- Born: c1825 Altenburg, Duchy of Saxe-Altenburg
- Died: November 14, 1872 (aged c47) Cincinnati, Ohio, United States
- Buried: Vine Street Hill Cemetery
- Allegiance: United States
- Branch: Union Army
- Rank: First Sergeant
- Unit: 32nd Regiment Indiana Infantry
- Conflicts: American Civil War
- Other work: marble/stone cutter

= August Bloedner =

Christian Friedrich August Bloedner (c. 1825 - 1872) was a Saxe-Altenburg-born carpenter from Cincinnati, who served with the 32nd Regiment Indiana Infantry during the American Civil War.

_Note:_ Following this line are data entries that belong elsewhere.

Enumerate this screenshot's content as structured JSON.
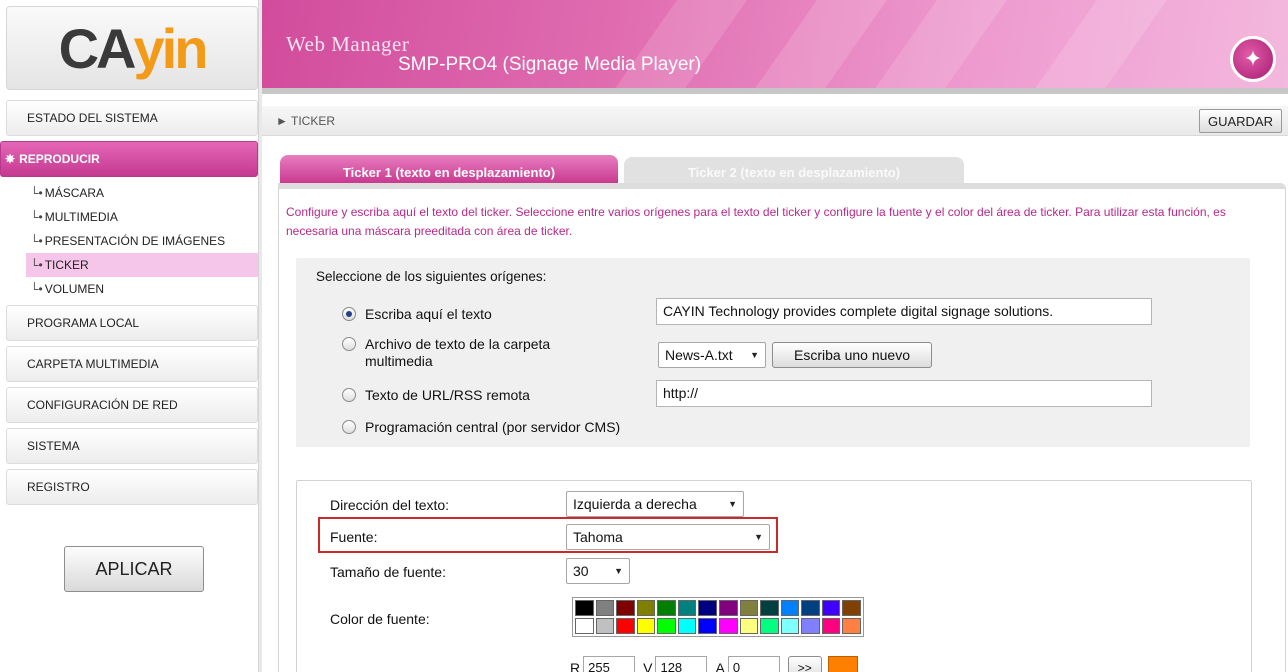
{
  "brand": {
    "logo_ca": "CA",
    "logo_yin": "yin",
    "colors": {
      "accent": "#c9398f",
      "logo_orange": "#f39a18"
    }
  },
  "header": {
    "label": "Web Manager",
    "product": "SMP-PRO4 (Signage Media Player)",
    "wand_icon": "magic-wand-icon"
  },
  "sidebar": {
    "items": [
      {
        "label": "ESTADO DEL SISTEMA"
      },
      {
        "label": "REPRODUCIR"
      },
      {
        "label": "PROGRAMA LOCAL"
      },
      {
        "label": "CARPETA MULTIMEDIA"
      },
      {
        "label": "CONFIGURACIÓN DE RED"
      },
      {
        "label": "SISTEMA"
      },
      {
        "label": "REGISTRO"
      }
    ],
    "sub_items": [
      {
        "label": "MÁSCARA"
      },
      {
        "label": "MULTIMEDIA"
      },
      {
        "label": "PRESENTACIÓN DE IMÁGENES"
      },
      {
        "label": "TICKER"
      },
      {
        "label": "VOLUMEN"
      }
    ],
    "apply_label": "APLICAR"
  },
  "breadcrumb": {
    "text": "► TICKER"
  },
  "toolbar": {
    "save_label": "GUARDAR"
  },
  "tabs": [
    {
      "label": "Ticker 1 (texto en desplazamiento)",
      "active": true
    },
    {
      "label": "Ticker 2 (texto en desplazamiento)",
      "active": false
    }
  ],
  "intro_text": "Configure y escriba aquí el texto del ticker. Seleccione entre varios orígenes para el texto del ticker y configure la fuente y el color del área de ticker. Para utilizar esta función, es necesaria una máscara preeditada con área de ticker.",
  "source": {
    "title": "Seleccione de los siguientes orígenes:",
    "options": [
      {
        "label": "Escriba aquí el texto",
        "checked": true
      },
      {
        "label": "Archivo de texto de la carpeta multimedia",
        "checked": false
      },
      {
        "label": "Texto de URL/RSS remota",
        "checked": false
      },
      {
        "label": "Programación central (por servidor CMS)",
        "checked": false
      }
    ],
    "text_value": "CAYIN Technology provides complete digital signage solutions.",
    "file_selected": "News-A.txt",
    "new_file_label": "Escriba uno nuevo",
    "url_value": "http://"
  },
  "format": {
    "direction_label": "Dirección del texto:",
    "direction_value": "Izquierda a derecha",
    "font_label": "Fuente:",
    "font_value": "Tahoma",
    "size_label": "Tamaño de fuente:",
    "size_value": "30",
    "color_label": "Color de fuente:",
    "palette_row1": [
      "#000000",
      "#808080",
      "#800000",
      "#808000",
      "#008000",
      "#008080",
      "#000080",
      "#800080",
      "#808040",
      "#004040",
      "#0080ff",
      "#004080",
      "#4000ff",
      "#804000"
    ],
    "palette_row2": [
      "#ffffff",
      "#c0c0c0",
      "#ff0000",
      "#ffff00",
      "#00ff00",
      "#00ffff",
      "#0000ff",
      "#ff00ff",
      "#ffff80",
      "#00ff80",
      "#80ffff",
      "#8080ff",
      "#ff0080",
      "#ff8040"
    ],
    "rgb": {
      "r_label": "R",
      "r_value": "255",
      "g_label": "V",
      "g_value": "128",
      "b_label": "A",
      "b_value": "0",
      "go_label": ">>",
      "preview_color": "#ff8000"
    }
  }
}
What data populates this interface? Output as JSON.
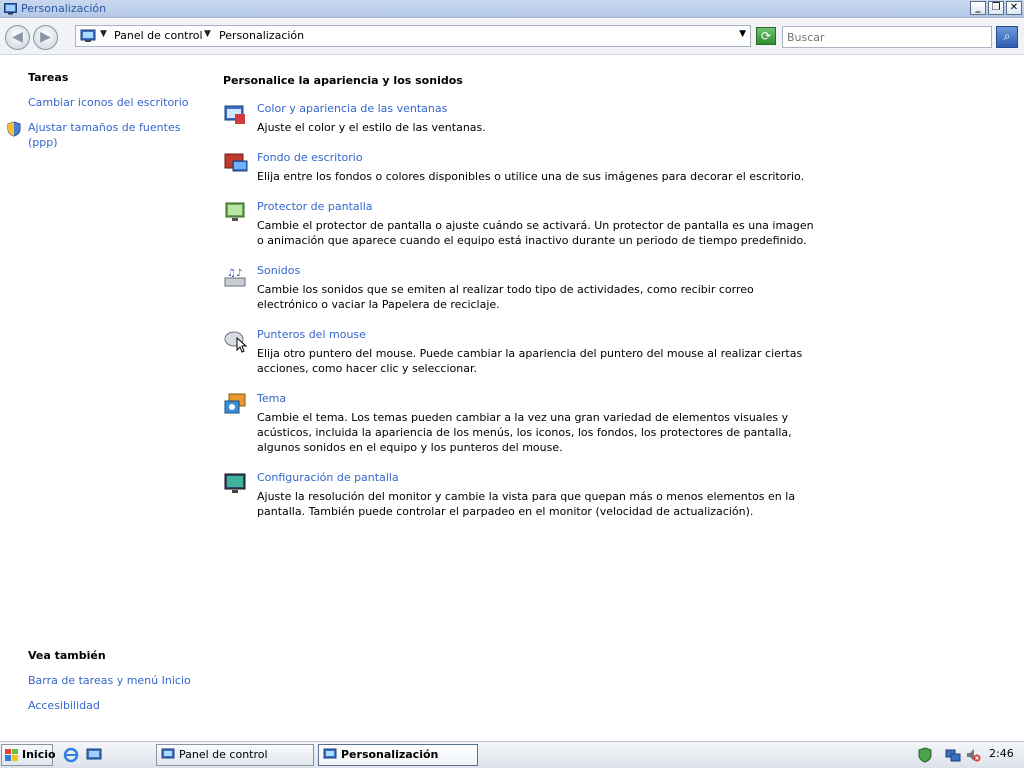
{
  "window": {
    "title": "Personalización",
    "controls": [
      "minimize",
      "restore",
      "close"
    ]
  },
  "navigation": {
    "breadcrumb": [
      "Panel de control",
      "Personalización"
    ],
    "search_placeholder": "Buscar"
  },
  "sidebar": {
    "tasks_heading": "Tareas",
    "tasks": [
      {
        "label": "Cambiar iconos del escritorio",
        "icon": "none"
      },
      {
        "label": "Ajustar tamaños de fuentes (ppp)",
        "icon": "shield-icon"
      }
    ],
    "see_also_heading": "Vea también",
    "see_also": [
      {
        "label": "Barra de tareas y menú Inicio"
      },
      {
        "label": "Accesibilidad"
      }
    ]
  },
  "main": {
    "title": "Personalice la apariencia y los sonidos",
    "items": [
      {
        "icon": "window-color-icon",
        "link": "Color y apariencia de las ventanas",
        "description": "Ajuste el color y el estilo de las ventanas."
      },
      {
        "icon": "desktop-background-icon",
        "link": "Fondo de escritorio",
        "description": "Elija entre los fondos o colores disponibles o utilice una de sus imágenes para decorar el escritorio."
      },
      {
        "icon": "screensaver-icon",
        "link": "Protector de pantalla",
        "description": "Cambie el protector de pantalla o ajuste cuándo se activará. Un protector de pantalla es una imagen o animación que aparece cuando el equipo está inactivo durante un periodo de tiempo predefinido."
      },
      {
        "icon": "sounds-icon",
        "link": "Sonidos",
        "description": "Cambie los sonidos que se emiten al realizar todo tipo de actividades, como recibir correo electrónico o vaciar la Papelera de reciclaje."
      },
      {
        "icon": "mouse-pointer-icon",
        "link": "Punteros del mouse",
        "description": "Elija otro puntero del mouse. Puede cambiar la apariencia del puntero del mouse al realizar ciertas acciones, como hacer clic y seleccionar."
      },
      {
        "icon": "theme-icon",
        "link": "Tema",
        "description": "Cambie el tema. Los temas pueden cambiar a la vez una gran variedad de elementos visuales y acústicos, incluida la apariencia de los menús, los iconos, los fondos, los protectores de pantalla, algunos sonidos en el equipo y los punteros del mouse."
      },
      {
        "icon": "display-settings-icon",
        "link": "Configuración de pantalla",
        "description": "Ajuste la resolución del monitor y cambie la vista para que quepan más o menos elementos en la pantalla. También puede controlar el parpadeo en el monitor (velocidad de actualización)."
      }
    ]
  },
  "taskbar": {
    "start_label": "Inicio",
    "tasks": [
      {
        "label": "Panel de control",
        "active": false
      },
      {
        "label": "Personalización",
        "active": true
      }
    ],
    "clock": "2:46"
  },
  "colors": {
    "link": "#3366cc",
    "titlebar": "#b3c8e6"
  }
}
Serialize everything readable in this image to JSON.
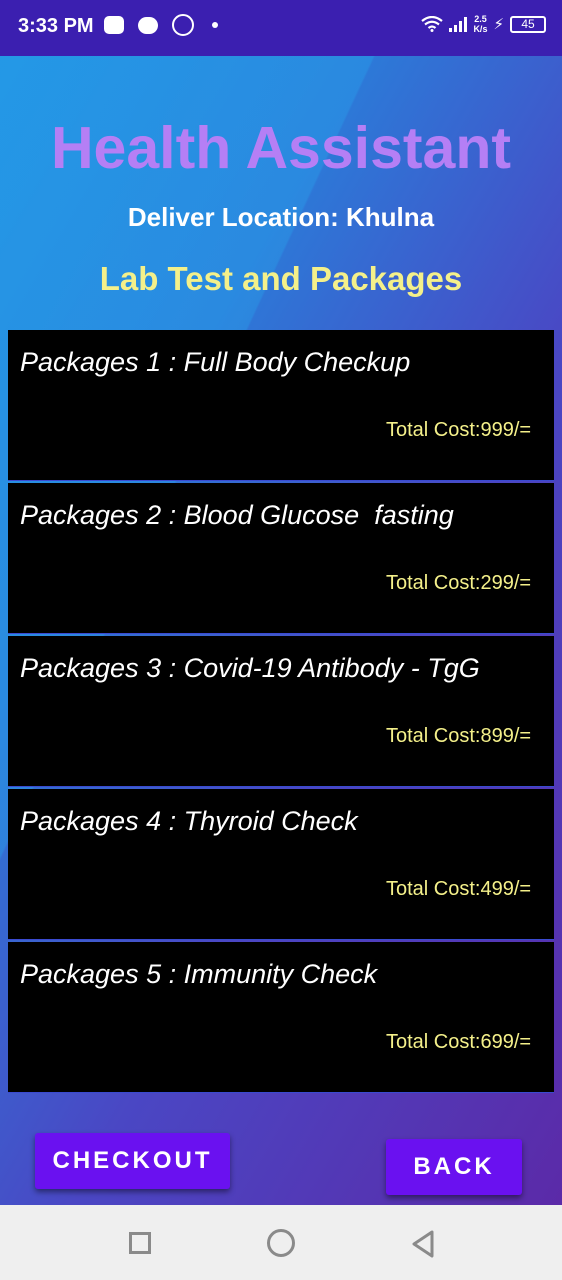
{
  "status_bar": {
    "time": "3:33 PM",
    "net_speed_value": "2.5",
    "net_speed_unit": "K/s",
    "battery": "45"
  },
  "header": {
    "title": "Health Assistant",
    "location": "Deliver Location: Khulna",
    "subtitle": "Lab Test and Packages"
  },
  "packages": [
    {
      "name": "Packages 1 : Full Body Checkup",
      "cost": "Total Cost:999/="
    },
    {
      "name": "Packages 2 : Blood Glucose  fasting",
      "cost": "Total Cost:299/="
    },
    {
      "name": "Packages 3 : Covid-19 Antibody - TgG",
      "cost": "Total Cost:899/="
    },
    {
      "name": "Packages 4 : Thyroid Check",
      "cost": "Total Cost:499/="
    },
    {
      "name": "Packages 5 : Immunity Check",
      "cost": "Total Cost:699/="
    }
  ],
  "buttons": {
    "checkout": "CHECKOUT",
    "back": "BACK"
  },
  "colors": {
    "title": "#b57ff5",
    "subtitle": "#f4f08a",
    "button": "#6a11f0",
    "card_bg": "#000000"
  }
}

He built the 32nd Indiana Monument.

==Biography==

August Bloedner was born around 1825 in Altenburg, Duchy of Saxe-Altenburg. Emigrating to the United States, he lived in Cincinnati, Ohio until enlisting in the 32nd Regiment Indiana Infantry in August 1861. He commemorated the deaths of his comrades killed in action at the Battle of Rowlett's Station, Kentucky, in December 1861, by building the first American Civil War monument. This was the 32nd Indiana Monument, completed in January 1862. It was placed in Cave Hill Cemetery in Louisville, Kentucky after the Civil War.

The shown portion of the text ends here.